On a comparé le film à Redacted.


Ah tiens ? J'ai beaucoup pensé à De Palma pendant le film, mais plutôt dans cette obsession de faire retour sur une scène originelle, sur l'enquête autour d'une image qui dirait une vérité, pas du tout Redacted donc, l'inverse effectivement.

Je suis plutôt d'accord avec toi dans l'ensemble, sauf sur l'aspect Bressonien. Au contraire je trouve que le film cherche un peu trop le spectaculaire, dynamise à tout bout de champs son montage comme s'il avait peur d'ennuyer son monde. Vers le milieu du film j'ai été gêné par les enchaînements de séquences musicales illustratives, les mouvements 3D un peu systématiques. Typiquement, la scène du gosse au bazooka, avec caméra embarquée sur l'obus, le ralenti... pas très bresson tout ça.
Bon c'est efficace la plupart du temps (l'intro avec les chien est incroyable) et c'est vraiment un reproche mineur.

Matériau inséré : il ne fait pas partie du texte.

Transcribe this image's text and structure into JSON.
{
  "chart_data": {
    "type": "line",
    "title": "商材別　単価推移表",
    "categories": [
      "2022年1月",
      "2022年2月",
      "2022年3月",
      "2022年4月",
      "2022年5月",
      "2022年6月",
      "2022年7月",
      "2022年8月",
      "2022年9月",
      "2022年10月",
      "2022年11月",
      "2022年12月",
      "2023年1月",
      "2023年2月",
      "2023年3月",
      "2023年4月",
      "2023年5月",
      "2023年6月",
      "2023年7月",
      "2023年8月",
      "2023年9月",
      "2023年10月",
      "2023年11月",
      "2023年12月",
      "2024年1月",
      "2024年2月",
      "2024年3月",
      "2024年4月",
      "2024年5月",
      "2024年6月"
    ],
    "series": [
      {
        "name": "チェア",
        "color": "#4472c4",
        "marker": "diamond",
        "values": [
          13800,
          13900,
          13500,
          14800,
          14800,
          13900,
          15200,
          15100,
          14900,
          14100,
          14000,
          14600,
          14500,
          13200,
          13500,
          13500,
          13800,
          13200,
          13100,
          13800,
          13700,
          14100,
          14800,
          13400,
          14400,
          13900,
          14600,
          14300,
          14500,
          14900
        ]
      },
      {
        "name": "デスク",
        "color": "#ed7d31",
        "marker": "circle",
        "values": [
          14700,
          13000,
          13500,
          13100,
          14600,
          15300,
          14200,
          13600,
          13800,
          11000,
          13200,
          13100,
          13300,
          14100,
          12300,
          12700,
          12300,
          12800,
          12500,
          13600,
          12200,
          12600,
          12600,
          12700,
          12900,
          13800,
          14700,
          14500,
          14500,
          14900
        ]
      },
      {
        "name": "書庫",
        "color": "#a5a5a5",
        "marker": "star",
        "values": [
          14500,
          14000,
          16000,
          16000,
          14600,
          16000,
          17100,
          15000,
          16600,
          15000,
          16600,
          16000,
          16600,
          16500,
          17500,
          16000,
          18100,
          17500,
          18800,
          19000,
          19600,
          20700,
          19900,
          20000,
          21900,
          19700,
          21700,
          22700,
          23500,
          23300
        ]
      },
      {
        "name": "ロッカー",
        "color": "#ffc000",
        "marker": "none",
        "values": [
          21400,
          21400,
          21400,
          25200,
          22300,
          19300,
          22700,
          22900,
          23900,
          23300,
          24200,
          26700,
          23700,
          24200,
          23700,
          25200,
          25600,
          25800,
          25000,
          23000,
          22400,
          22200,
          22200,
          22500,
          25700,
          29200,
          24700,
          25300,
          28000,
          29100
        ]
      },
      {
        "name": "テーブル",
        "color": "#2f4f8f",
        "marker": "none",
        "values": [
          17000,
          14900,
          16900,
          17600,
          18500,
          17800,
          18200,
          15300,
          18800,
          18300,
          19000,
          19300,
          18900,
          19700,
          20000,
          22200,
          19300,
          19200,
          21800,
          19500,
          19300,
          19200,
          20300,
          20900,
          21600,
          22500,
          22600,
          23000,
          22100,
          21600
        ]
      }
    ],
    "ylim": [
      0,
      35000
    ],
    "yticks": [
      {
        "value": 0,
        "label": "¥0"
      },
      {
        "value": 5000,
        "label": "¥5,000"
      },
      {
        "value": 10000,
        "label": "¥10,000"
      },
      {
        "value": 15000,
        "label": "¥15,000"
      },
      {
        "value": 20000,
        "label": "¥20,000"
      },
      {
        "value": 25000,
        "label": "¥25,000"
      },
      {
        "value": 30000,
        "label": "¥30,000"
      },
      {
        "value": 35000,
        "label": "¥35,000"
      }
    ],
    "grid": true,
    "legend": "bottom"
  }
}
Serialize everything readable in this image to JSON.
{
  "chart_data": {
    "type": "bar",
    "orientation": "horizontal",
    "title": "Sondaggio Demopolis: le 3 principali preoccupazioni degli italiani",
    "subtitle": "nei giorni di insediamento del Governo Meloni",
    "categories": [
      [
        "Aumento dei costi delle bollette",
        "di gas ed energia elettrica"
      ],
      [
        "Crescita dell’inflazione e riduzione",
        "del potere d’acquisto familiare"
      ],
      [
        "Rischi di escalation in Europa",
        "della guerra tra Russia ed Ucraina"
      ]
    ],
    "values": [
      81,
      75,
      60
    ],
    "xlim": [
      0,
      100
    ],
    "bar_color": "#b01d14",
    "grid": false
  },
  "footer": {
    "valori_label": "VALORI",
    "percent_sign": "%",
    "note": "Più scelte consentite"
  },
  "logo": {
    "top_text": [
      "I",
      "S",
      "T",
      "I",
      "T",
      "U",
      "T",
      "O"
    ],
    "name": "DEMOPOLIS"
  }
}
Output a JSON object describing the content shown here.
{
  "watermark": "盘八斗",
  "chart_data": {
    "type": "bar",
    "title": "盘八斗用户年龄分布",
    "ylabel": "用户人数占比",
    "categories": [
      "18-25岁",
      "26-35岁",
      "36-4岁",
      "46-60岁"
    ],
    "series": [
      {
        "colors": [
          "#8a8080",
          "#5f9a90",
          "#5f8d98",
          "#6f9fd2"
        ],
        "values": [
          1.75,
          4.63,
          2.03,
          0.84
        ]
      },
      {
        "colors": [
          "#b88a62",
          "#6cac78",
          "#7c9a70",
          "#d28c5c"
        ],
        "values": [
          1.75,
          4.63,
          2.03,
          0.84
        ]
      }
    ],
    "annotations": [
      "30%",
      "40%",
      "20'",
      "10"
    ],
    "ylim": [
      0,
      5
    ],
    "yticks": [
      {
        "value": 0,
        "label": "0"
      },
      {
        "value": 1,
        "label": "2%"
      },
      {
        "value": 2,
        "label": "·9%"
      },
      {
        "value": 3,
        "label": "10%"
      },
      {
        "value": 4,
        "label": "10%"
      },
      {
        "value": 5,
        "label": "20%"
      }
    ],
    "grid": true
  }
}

La c'est un peu spoiler sur ce qui suit.
J'ai été impressionné par le rapport au réel très subtil du film, partir du rêve de quelqu'un d'autre en dessin animé pour finir sur les derniers plans. Et surtout ce contre-champ dont je ne me relève pas, qui relie deux régimes d'images très différents sans aucun problème, transforme un plan de journaliste en vue subjective, c'est risqué sur le papier et incroyablement réussi à l'écran, un geste très fort et très élégant qui suffit à justifier les zooms et gros plan qui suivent (qui d'habitude me paraissent vulgaires). C'est assez puissant et je ne m'attendais pas à ça.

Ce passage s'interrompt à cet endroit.